Final touches on the Kemp Feed media plan were completed at another staffer's home.
'I don't think our clients, many of whom are out of town, can really understand how crazy the past two weeks have been,' Priebe said. 'They've been completely understanding, but unless you're here, it's impossible to know what we've been through.'
By last Monday, MBA had its phones forwarded to Priebe's basement, had established an every-other-day fax to get information to clients, suppliers and friends and was working on completing one of its biggest campaigns of the year.
A number of advertising agencies in Des Moines, one of the areas hardest hit by severe flooding two weeks ago, have struggled to salvage water-logged offices and relocate staffers while maintaining service to clients.

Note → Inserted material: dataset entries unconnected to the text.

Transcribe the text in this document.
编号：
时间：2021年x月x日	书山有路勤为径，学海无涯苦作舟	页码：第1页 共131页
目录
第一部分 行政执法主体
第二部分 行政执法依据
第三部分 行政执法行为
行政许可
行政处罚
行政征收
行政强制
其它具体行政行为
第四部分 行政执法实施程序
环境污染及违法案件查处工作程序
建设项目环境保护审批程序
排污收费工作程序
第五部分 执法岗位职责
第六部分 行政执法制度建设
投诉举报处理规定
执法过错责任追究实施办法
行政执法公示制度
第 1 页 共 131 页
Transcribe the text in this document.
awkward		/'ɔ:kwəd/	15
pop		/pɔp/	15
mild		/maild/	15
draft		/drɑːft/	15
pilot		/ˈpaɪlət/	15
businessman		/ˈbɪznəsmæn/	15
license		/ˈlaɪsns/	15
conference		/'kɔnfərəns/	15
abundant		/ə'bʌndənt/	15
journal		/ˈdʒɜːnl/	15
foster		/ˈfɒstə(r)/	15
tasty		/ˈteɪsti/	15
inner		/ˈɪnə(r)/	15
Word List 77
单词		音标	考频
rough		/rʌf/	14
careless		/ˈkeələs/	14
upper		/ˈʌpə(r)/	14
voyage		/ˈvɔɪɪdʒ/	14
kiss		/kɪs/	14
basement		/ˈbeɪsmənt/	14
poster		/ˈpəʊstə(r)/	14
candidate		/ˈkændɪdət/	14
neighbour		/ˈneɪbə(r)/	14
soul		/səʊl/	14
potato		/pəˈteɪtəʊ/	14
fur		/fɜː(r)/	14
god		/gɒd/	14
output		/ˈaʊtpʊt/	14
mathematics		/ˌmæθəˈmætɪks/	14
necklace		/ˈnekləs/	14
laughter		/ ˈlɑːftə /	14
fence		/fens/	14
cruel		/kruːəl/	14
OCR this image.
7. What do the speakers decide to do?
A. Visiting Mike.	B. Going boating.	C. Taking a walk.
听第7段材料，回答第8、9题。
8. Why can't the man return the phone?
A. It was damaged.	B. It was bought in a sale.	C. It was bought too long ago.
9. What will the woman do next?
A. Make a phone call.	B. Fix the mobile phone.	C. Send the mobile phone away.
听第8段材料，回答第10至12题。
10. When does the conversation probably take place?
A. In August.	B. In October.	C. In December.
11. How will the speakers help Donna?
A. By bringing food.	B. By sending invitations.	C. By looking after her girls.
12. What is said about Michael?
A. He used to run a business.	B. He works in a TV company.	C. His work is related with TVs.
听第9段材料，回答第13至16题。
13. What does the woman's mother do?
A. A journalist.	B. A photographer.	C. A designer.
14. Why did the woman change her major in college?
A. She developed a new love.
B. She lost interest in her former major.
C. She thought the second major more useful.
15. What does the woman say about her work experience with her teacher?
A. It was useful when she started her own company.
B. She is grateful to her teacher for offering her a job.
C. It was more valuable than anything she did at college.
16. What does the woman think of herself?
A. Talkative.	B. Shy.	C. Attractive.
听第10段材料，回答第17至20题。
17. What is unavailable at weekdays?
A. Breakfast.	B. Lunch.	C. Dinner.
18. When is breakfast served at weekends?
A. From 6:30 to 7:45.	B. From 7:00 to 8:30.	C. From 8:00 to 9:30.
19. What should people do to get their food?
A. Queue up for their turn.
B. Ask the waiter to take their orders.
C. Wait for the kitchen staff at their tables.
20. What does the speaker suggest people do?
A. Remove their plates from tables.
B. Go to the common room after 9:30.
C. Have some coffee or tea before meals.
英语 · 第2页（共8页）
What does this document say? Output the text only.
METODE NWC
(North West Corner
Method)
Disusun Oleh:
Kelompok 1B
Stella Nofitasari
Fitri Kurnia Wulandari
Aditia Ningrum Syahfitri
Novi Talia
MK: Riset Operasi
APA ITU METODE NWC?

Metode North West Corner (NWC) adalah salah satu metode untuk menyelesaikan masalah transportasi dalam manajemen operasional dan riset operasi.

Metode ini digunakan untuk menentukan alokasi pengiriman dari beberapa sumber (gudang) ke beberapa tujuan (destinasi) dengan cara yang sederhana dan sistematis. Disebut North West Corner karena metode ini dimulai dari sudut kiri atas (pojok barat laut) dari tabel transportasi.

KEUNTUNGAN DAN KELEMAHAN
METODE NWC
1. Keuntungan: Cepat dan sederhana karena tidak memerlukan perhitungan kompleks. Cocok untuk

Zimmerman, Laurent & Richardson, housed on the first floor of the same building as MBA, rushed to remove files and equipment as the water rose.
'At one point the water was within 24 inches of flooding our office and I don't think we realized how close that really was until we looked out into the stairwell and saw a carp swim by,' said ZL&R president Kent Zimmerman.
Five blocks away, Falcon Marketing & Communications found two feet of water in their offices, but managed to salvage computers, files and some furniture.
'We knew we had to be up and running last Monday,' said Steve Moon, Falcon president. 'Gracious clients or not, after one week of being out of commission, we knew we had to get back to business.'
The biggest problem for most agencies was finding enough space for employees to gather. ZL&R split staffers between four homes, set up an answering service to field calls and created an ad hoc cellular phone network between its four temporary offices, according to Zimmerman. The agency saw its workload increase as its largest local client, The Central Resource Group, a network of financial services, rushed to get word out about how it could help flood victims. At the same time, the agency finished work on a major grand opening campaign for a Mississippi casino scheduled for this week.
Falcon executives quickly moved computers into staffers homes were work continued until the company relocated to office space in West Des Moines, which missed much of the severe flooding, last Monday.
'We didn't miss any deadlines,' commented Moon. 'Things could have been a lot worse.'
Water service was scheduled to resume over the weekend, and all agencies are making plans to move back into their offices as soon as possible.